Il commento

Zelensky e il tour a caccia di consensi

Una preoccupazione crescente, tra le tante, agita i pensieri del leader ucraino — La solidarietà rimane (e ci mancherebbe) ma è inevitabilmente più tiepida
Ferruccio de Bortoli
Ferruccio de Bortoli
15.05.2023 06:00

C’è una preoccupazione crescente tra le tante - e non sappiamo sinceramente come faccia - che agitano i pensieri di Volodymyr Zelensky. E lo si è percepito chiaramente nel corso della sua visita romana, tanto attesa, celebrata e probabilmente inutile. Il tour europeo del presidente ucraino (ieri in Germania) ha certamente lo scopo di assicurarsi nuovi aiuti militari ed economici, ma soprattutto di non perdere il consenso delle opinioni pubbliche. In calo. Per naturale stanchezza. Lo dimostra anche l’eccezionale partecipazione di Zelensky, sabato scorso a Roma, allo speciale di Porta a porta, la trasmissione di Bruno Vespa, svoltasi peraltro nella cornice del Vittoriano. Con un freddo e un vento fuori stagione che l’intervistato (in maglietta) sopportava meglio di tutti gli altri. Una grande voglia di ringraziare per il sostegno, l’accoglienza dei profughi, i tanti aiuti nella certezza (palpabile) che la grande partecipazione emotiva è ormai soltanto un ricordo. Questo è il punto.
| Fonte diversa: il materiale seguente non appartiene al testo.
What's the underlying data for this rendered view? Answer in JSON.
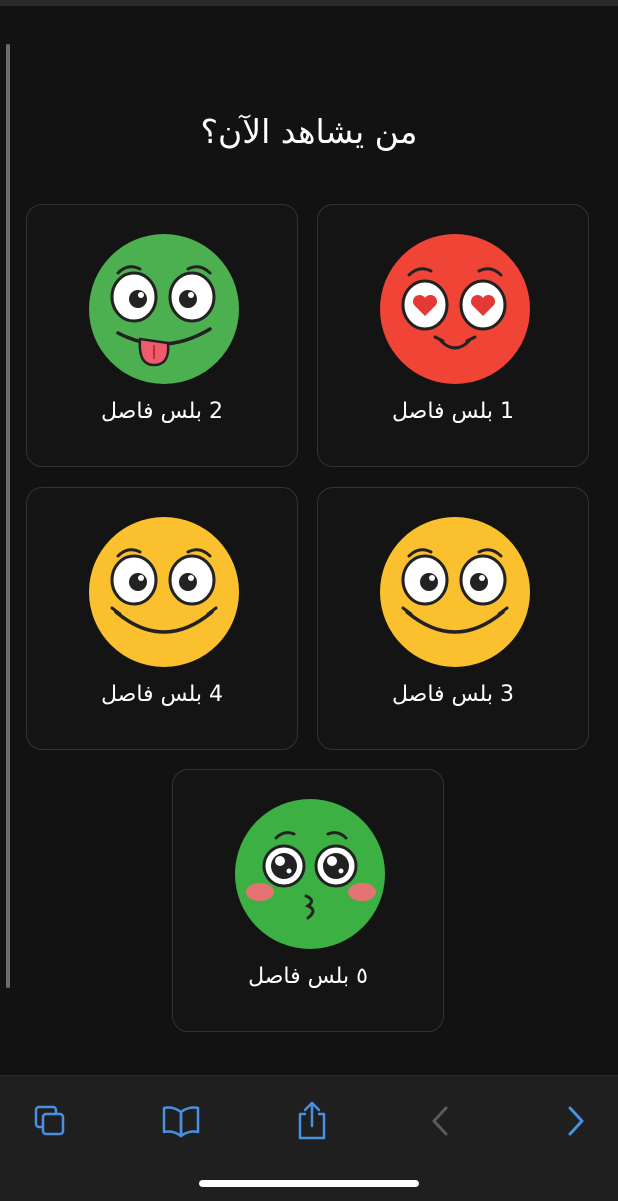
{
  "page": {
    "title": "من يشاهد الآن؟"
  },
  "profiles": [
    {
      "label": "1 بلس فاصل",
      "face": "heart-eyes-face-icon",
      "color": "#F04436"
    },
    {
      "label": "2 بلس فاصل",
      "face": "tongue-out-face-icon",
      "color": "#4CAF50"
    },
    {
      "label": "3 بلس فاصل",
      "face": "smiling-face-icon",
      "color": "#FBC02D"
    },
    {
      "label": "4 بلس فاصل",
      "face": "smiling-face-icon",
      "color": "#FBC02D"
    },
    {
      "label": "٥ بلس فاصل",
      "face": "kissing-blush-face-icon",
      "color": "#3DB043"
    }
  ],
  "toolbar": {
    "icons": [
      "tabs-icon",
      "bookmarks-icon",
      "share-icon",
      "back-icon",
      "forward-icon"
    ],
    "accent": "#4A90E2",
    "disabled": "#5a5a5a"
  }
}
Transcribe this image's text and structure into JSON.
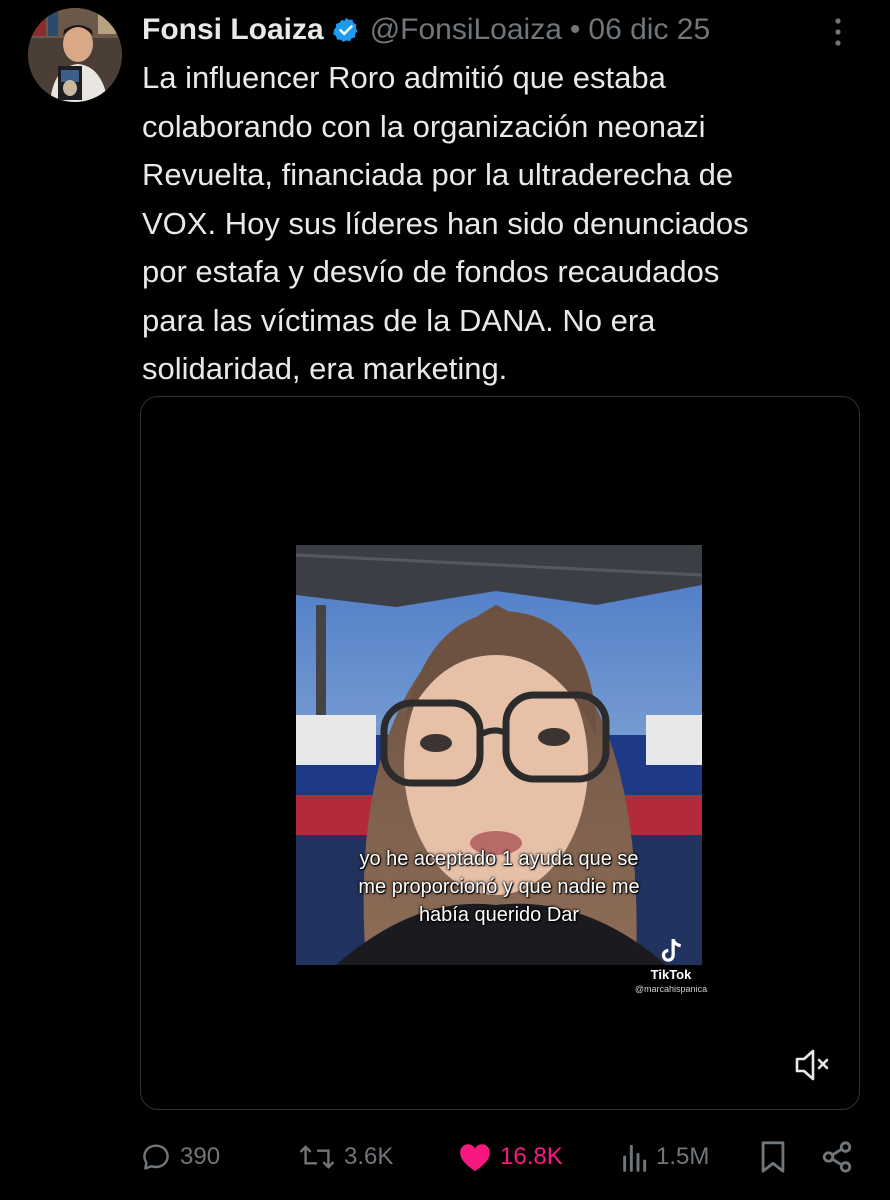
{
  "tweet": {
    "author_name": "Fonsi Loaiza",
    "handle": "@FonsiLoaiza",
    "separator": "•",
    "date": "06 dic 25",
    "text": "La influencer Roro admitió que estaba\ncolaborando con la organización neonazi\nRevuelta, financiada por la ultraderecha de\nVOX. Hoy sus líderes han sido denunciados\npor estafa y desvío de fondos recaudados\npara las víctimas de la DANA. No era\nsolidaridad, era marketing."
  },
  "icons": {
    "verified": "verified-badge-icon",
    "more": "more-options-icon",
    "mute": "volume-muted-icon",
    "reply": "reply-icon",
    "repost": "repost-icon",
    "like": "like-heart-icon",
    "views": "views-chart-icon",
    "bookmark": "bookmark-icon",
    "share": "share-icon"
  },
  "colors": {
    "background": "#000000",
    "text": "#e7e9ea",
    "muted": "#71767b",
    "verified": "#1d9bf0",
    "like": "#f91880"
  },
  "video": {
    "subtitle": "yo he aceptado 1 ayuda que se\nme proporcionó y que nadie me\nhabía querido Dar",
    "watermark_label": "TikTok",
    "watermark_user": "@marcahispanica",
    "muted": true
  },
  "stats": {
    "replies": "390",
    "reposts": "3.6K",
    "likes": "16.8K",
    "views": "1.5M"
  }
}
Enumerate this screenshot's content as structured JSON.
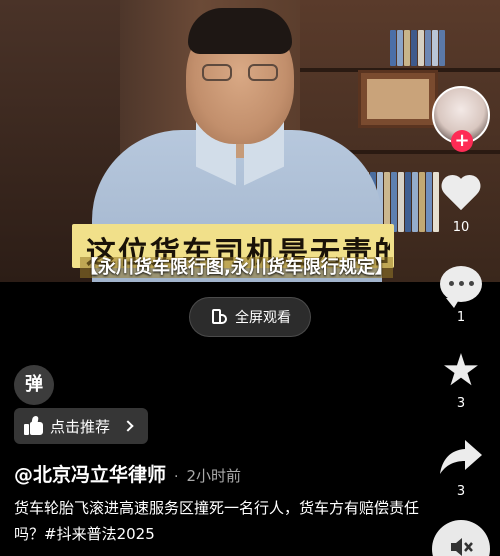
{
  "video": {
    "burned_subtitle": "这位货车司机是无责的",
    "title": "【永川货车限行图,永川货车限行规定】"
  },
  "fullscreen": {
    "label": "全屏观看",
    "icon": "fullscreen-phone-icon"
  },
  "rail": {
    "avatar": "author-avatar",
    "likes": "10",
    "comments": "1",
    "favorites": "3",
    "shares": "3"
  },
  "bottom": {
    "danmu_label": "弹",
    "recommend_label": "点击推荐",
    "author": "@北京冯立华律师",
    "separator": "·",
    "time": "2小时前",
    "description": "货车轮胎飞滚进高速服务区撞死一名行人，货车方有赔偿责任吗？#抖来普法2025"
  },
  "colors": {
    "background": "#000000",
    "follow_accent": "#fe2c55",
    "burned_subtitle_bg": "#f1e08a"
  }
}
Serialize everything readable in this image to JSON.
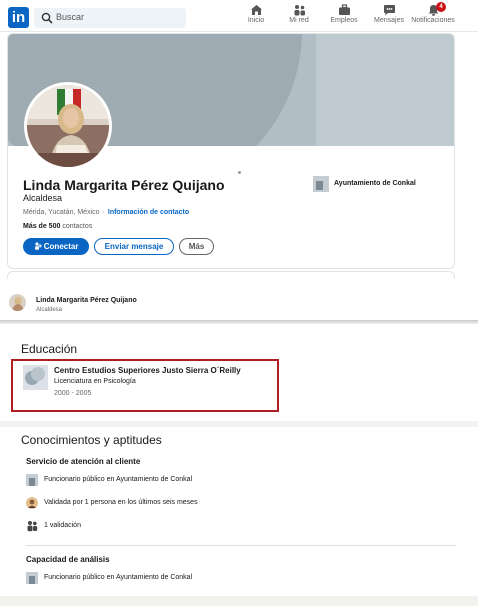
{
  "nav": {
    "logo": "in",
    "search_placeholder": "Buscar",
    "items": [
      {
        "label": "Inicio"
      },
      {
        "label": "Mi red"
      },
      {
        "label": "Empleos"
      },
      {
        "label": "Mensajes"
      },
      {
        "label": "Notificaciones",
        "badge": "4"
      }
    ]
  },
  "profile": {
    "name": "Linda Margarita Pérez Quijano",
    "headline": "Alcaldesa",
    "location": "Mérida, Yucatán, México",
    "contact_link": "Información de contacto",
    "contacts_count": "Más de 500",
    "contacts_label": "contactos",
    "buttons": {
      "connect": "Conectar",
      "message": "Enviar mensaje",
      "more": "Más"
    },
    "current_company": "Ayuntamiento de Conkal"
  },
  "sticky": {
    "name": "Linda Margarita Pérez Quijano",
    "headline": "Alcaldesa"
  },
  "education": {
    "title": "Educación",
    "items": [
      {
        "school": "Centro Estudios Superiores Justo Sierra O´Reilly",
        "degree": "Licenciatura en Psicología",
        "dates": "2000 - 2005"
      }
    ]
  },
  "skills": {
    "title": "Conocimientos y aptitudes",
    "items": [
      {
        "name": "Servicio de atención al cliente",
        "lines": [
          "Funcionario público en Ayuntamiento de Conkal",
          "Validada por 1 persona en los últimos seis meses",
          "1 validación"
        ]
      },
      {
        "name": "Capacidad de análisis",
        "lines": [
          "Funcionario público en Ayuntamiento de Conkal"
        ]
      }
    ]
  },
  "colors": {
    "brand": "#0a66c2",
    "highlight_box": "#b01e23",
    "badge": "#cc1016"
  }
}
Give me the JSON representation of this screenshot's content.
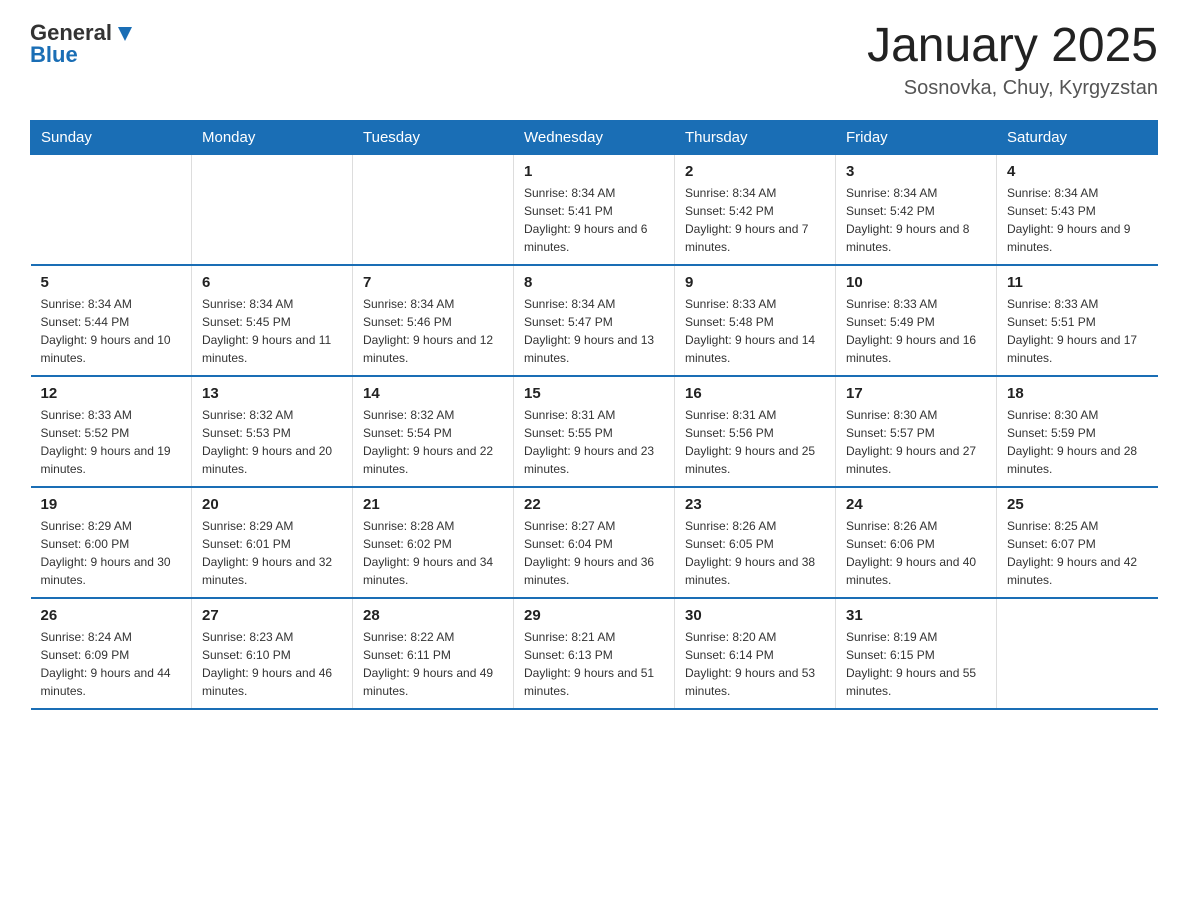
{
  "logo": {
    "general": "General",
    "blue": "Blue"
  },
  "header": {
    "title": "January 2025",
    "location": "Sosnovka, Chuy, Kyrgyzstan"
  },
  "days_of_week": [
    "Sunday",
    "Monday",
    "Tuesday",
    "Wednesday",
    "Thursday",
    "Friday",
    "Saturday"
  ],
  "weeks": [
    [
      {
        "day": "",
        "info": ""
      },
      {
        "day": "",
        "info": ""
      },
      {
        "day": "",
        "info": ""
      },
      {
        "day": "1",
        "info": "Sunrise: 8:34 AM\nSunset: 5:41 PM\nDaylight: 9 hours and 6 minutes."
      },
      {
        "day": "2",
        "info": "Sunrise: 8:34 AM\nSunset: 5:42 PM\nDaylight: 9 hours and 7 minutes."
      },
      {
        "day": "3",
        "info": "Sunrise: 8:34 AM\nSunset: 5:42 PM\nDaylight: 9 hours and 8 minutes."
      },
      {
        "day": "4",
        "info": "Sunrise: 8:34 AM\nSunset: 5:43 PM\nDaylight: 9 hours and 9 minutes."
      }
    ],
    [
      {
        "day": "5",
        "info": "Sunrise: 8:34 AM\nSunset: 5:44 PM\nDaylight: 9 hours and 10 minutes."
      },
      {
        "day": "6",
        "info": "Sunrise: 8:34 AM\nSunset: 5:45 PM\nDaylight: 9 hours and 11 minutes."
      },
      {
        "day": "7",
        "info": "Sunrise: 8:34 AM\nSunset: 5:46 PM\nDaylight: 9 hours and 12 minutes."
      },
      {
        "day": "8",
        "info": "Sunrise: 8:34 AM\nSunset: 5:47 PM\nDaylight: 9 hours and 13 minutes."
      },
      {
        "day": "9",
        "info": "Sunrise: 8:33 AM\nSunset: 5:48 PM\nDaylight: 9 hours and 14 minutes."
      },
      {
        "day": "10",
        "info": "Sunrise: 8:33 AM\nSunset: 5:49 PM\nDaylight: 9 hours and 16 minutes."
      },
      {
        "day": "11",
        "info": "Sunrise: 8:33 AM\nSunset: 5:51 PM\nDaylight: 9 hours and 17 minutes."
      }
    ],
    [
      {
        "day": "12",
        "info": "Sunrise: 8:33 AM\nSunset: 5:52 PM\nDaylight: 9 hours and 19 minutes."
      },
      {
        "day": "13",
        "info": "Sunrise: 8:32 AM\nSunset: 5:53 PM\nDaylight: 9 hours and 20 minutes."
      },
      {
        "day": "14",
        "info": "Sunrise: 8:32 AM\nSunset: 5:54 PM\nDaylight: 9 hours and 22 minutes."
      },
      {
        "day": "15",
        "info": "Sunrise: 8:31 AM\nSunset: 5:55 PM\nDaylight: 9 hours and 23 minutes."
      },
      {
        "day": "16",
        "info": "Sunrise: 8:31 AM\nSunset: 5:56 PM\nDaylight: 9 hours and 25 minutes."
      },
      {
        "day": "17",
        "info": "Sunrise: 8:30 AM\nSunset: 5:57 PM\nDaylight: 9 hours and 27 minutes."
      },
      {
        "day": "18",
        "info": "Sunrise: 8:30 AM\nSunset: 5:59 PM\nDaylight: 9 hours and 28 minutes."
      }
    ],
    [
      {
        "day": "19",
        "info": "Sunrise: 8:29 AM\nSunset: 6:00 PM\nDaylight: 9 hours and 30 minutes."
      },
      {
        "day": "20",
        "info": "Sunrise: 8:29 AM\nSunset: 6:01 PM\nDaylight: 9 hours and 32 minutes."
      },
      {
        "day": "21",
        "info": "Sunrise: 8:28 AM\nSunset: 6:02 PM\nDaylight: 9 hours and 34 minutes."
      },
      {
        "day": "22",
        "info": "Sunrise: 8:27 AM\nSunset: 6:04 PM\nDaylight: 9 hours and 36 minutes."
      },
      {
        "day": "23",
        "info": "Sunrise: 8:26 AM\nSunset: 6:05 PM\nDaylight: 9 hours and 38 minutes."
      },
      {
        "day": "24",
        "info": "Sunrise: 8:26 AM\nSunset: 6:06 PM\nDaylight: 9 hours and 40 minutes."
      },
      {
        "day": "25",
        "info": "Sunrise: 8:25 AM\nSunset: 6:07 PM\nDaylight: 9 hours and 42 minutes."
      }
    ],
    [
      {
        "day": "26",
        "info": "Sunrise: 8:24 AM\nSunset: 6:09 PM\nDaylight: 9 hours and 44 minutes."
      },
      {
        "day": "27",
        "info": "Sunrise: 8:23 AM\nSunset: 6:10 PM\nDaylight: 9 hours and 46 minutes."
      },
      {
        "day": "28",
        "info": "Sunrise: 8:22 AM\nSunset: 6:11 PM\nDaylight: 9 hours and 49 minutes."
      },
      {
        "day": "29",
        "info": "Sunrise: 8:21 AM\nSunset: 6:13 PM\nDaylight: 9 hours and 51 minutes."
      },
      {
        "day": "30",
        "info": "Sunrise: 8:20 AM\nSunset: 6:14 PM\nDaylight: 9 hours and 53 minutes."
      },
      {
        "day": "31",
        "info": "Sunrise: 8:19 AM\nSunset: 6:15 PM\nDaylight: 9 hours and 55 minutes."
      },
      {
        "day": "",
        "info": ""
      }
    ]
  ]
}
La solidarietà rimane (e ci mancherebbe) ma è inevitabilmente più tiepida. E bisogna non far finta di niente.

Alla vigilia della controffensiva di primavera, Kiev sente che il proprio spazio politico internazionale non è infinito. La riconquista di alcuni territori può essere alla base di un’ipotetica trattativa con una Russia in difficoltà e divisa tra gerarchie militari e mercenari. Ma ciò deve avvenire in tempi relativamente brevi. All’inizio del prossimo anno, il suo principale alleato, gli Stati Uniti, entrerà in un periodo elettorale denso di incognite. L’ex presidente Donald Trump dice che se lui fosse al potere la guerra finirebbe in 48 ore. La prospettiva di un suo ritorno alla casa Bianca inquieta Zelensky. Ma anche gli altri suoi alleati non sono in grado di concedergli un tempo illimitato. L’invio di armi - ostacolato peraltro anche dall’esaurirsi delle scorte negli arsenali occidentali - avrà una gravità politica via via crescente che rischia di influire sulla stabilità di alcuni Paesi. Il governo italiano di Giorgia Meloni ha una posizione atlantista netta. Senza alcuno sbandamento. Ed è un merito conoscendo la tradizionale volubilità degli esecutivi, ma ben due schieramenti - Forza Italia e Lega - hanno avuto rapporti di vicinanza con il Cremlino e nutrono qualche distinguo sulla prosecuzione del conflitto. Al di là dell’amicizia - confermata nonostante tutto - tra Silvio Berlusconi e Vladimir Putin. Il Vaticano ha avviato un suo tentativo di mediazione verso il quale Zelensky non ha mostrato alcun segno di apertura. Anzi, è apparso persino sgarbato. La complessità dei rapporti con il mondo ortodosso è un ostacolo insuperabile.

Agli inizi del prossimo mese verrà rinegoziato l’accordo, anche con Mosca e mediato da Ankara, che ha reso possibile la ripresa del commercio di grano, mais e semi di girasole. Esportazioni di Kiev che hanno sollevato nei Paesi limitrofi, e anche in Polonia, la protesta degli agricoltori locali per i prezzi troppo bassi al punto di richiedere un intervento dell’Unione europea per risarcirli. Accogliamo i profughi ma non accettiamo i vostri prodotti. Un segno di normalità che si è riflesso anche nel totale disaccoppiamento fra prezzi dell’energia e di alcune materie prime agricole dalle sorti del conflitto. Soltanto un anno fa sarebbe stato impensabile. Ma, sotto sotto, anche la dimostrazione che la tensione solidale e doverosa verso una guerra d’aggressione - in democrazie immemori di come hanno conquistato la loro libertà - è purtroppo declinante nel tempo.